Effects of grain boundary ternary alloy doping on corrosion resistance of (Ce,Pr,Nd)-Fe-B permanent magnets

Abstract To satisfy the application of different environments, grain boundary doping is commonly used in the preparation of sintered magnets to improve the coercivity and the corrosion resistance. In this paper, the alloys were prepared by mixing different ratios of the master alloy (Ce,Pr,Nd)-Fe-B and the sintering aid (Pr,Nd)-Al. The coercivity of sintered (Ce,Pr,Nd)-Fe-B magnet is substantially enhanced by doping 2 wt% of (Pr,Nd)-Al, while the maximum energy product decreases slightly.
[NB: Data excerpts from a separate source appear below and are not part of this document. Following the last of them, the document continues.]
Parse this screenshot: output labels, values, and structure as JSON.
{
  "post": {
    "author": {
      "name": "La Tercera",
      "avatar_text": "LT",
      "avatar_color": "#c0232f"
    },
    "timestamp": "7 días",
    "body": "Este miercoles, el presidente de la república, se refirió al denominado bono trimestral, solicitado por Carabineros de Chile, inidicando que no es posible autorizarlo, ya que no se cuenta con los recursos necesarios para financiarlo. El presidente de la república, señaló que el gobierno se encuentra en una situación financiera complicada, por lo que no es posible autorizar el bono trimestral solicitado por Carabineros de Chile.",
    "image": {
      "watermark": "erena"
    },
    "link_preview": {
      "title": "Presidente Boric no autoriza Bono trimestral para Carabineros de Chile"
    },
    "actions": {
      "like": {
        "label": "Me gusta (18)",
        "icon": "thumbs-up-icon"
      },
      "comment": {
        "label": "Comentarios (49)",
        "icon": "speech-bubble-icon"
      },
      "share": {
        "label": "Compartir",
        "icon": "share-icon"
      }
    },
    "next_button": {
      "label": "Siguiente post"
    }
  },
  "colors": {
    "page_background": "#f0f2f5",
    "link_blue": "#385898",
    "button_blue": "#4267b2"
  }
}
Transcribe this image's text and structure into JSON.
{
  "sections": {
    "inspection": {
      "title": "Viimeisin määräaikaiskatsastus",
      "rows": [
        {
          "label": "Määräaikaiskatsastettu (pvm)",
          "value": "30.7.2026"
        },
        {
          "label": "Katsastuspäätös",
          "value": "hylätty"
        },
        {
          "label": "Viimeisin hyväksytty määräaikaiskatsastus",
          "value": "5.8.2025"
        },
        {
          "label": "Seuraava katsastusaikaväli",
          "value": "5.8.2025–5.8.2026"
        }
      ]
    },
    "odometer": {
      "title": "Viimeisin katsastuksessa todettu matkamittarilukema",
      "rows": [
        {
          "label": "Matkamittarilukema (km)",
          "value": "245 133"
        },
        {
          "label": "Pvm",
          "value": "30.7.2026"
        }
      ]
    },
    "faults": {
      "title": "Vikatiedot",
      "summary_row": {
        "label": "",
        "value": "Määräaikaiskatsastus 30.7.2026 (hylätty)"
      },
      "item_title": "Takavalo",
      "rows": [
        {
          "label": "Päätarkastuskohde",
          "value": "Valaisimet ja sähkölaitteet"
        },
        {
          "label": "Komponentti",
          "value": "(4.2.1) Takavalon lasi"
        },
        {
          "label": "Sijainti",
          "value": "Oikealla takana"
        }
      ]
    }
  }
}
We systematically investigated the corrosion behavior and microstructure of the sintered magnets in order to determine the mechanism of the degradation. The sintered (Ce,Pr,Nd)-Fe-B magnets with 2 wt% of (Pr,Nd)-Al addition exhibit the decreasing corrosion rate compared with others, due to the distribution of intergranular phases. The electrode potential difference between the main phase and the RE-rich phase is reduced by the addition of Al, improving the potential and stability of RE-rich phase due to the higher electrode potential of Al than that of Nd, Pr or Ce. In addition, the element distribution of the magnets doped by (Pr,Nd)-Al indicates that the Al-rich shell formed at the marginal area of the Ce-rich phase improves its stability. Therefore, intergranular adding ternary (Pr,Nd)-Al alloy powders results in both high coercivity and good corrosion resistance synchronously.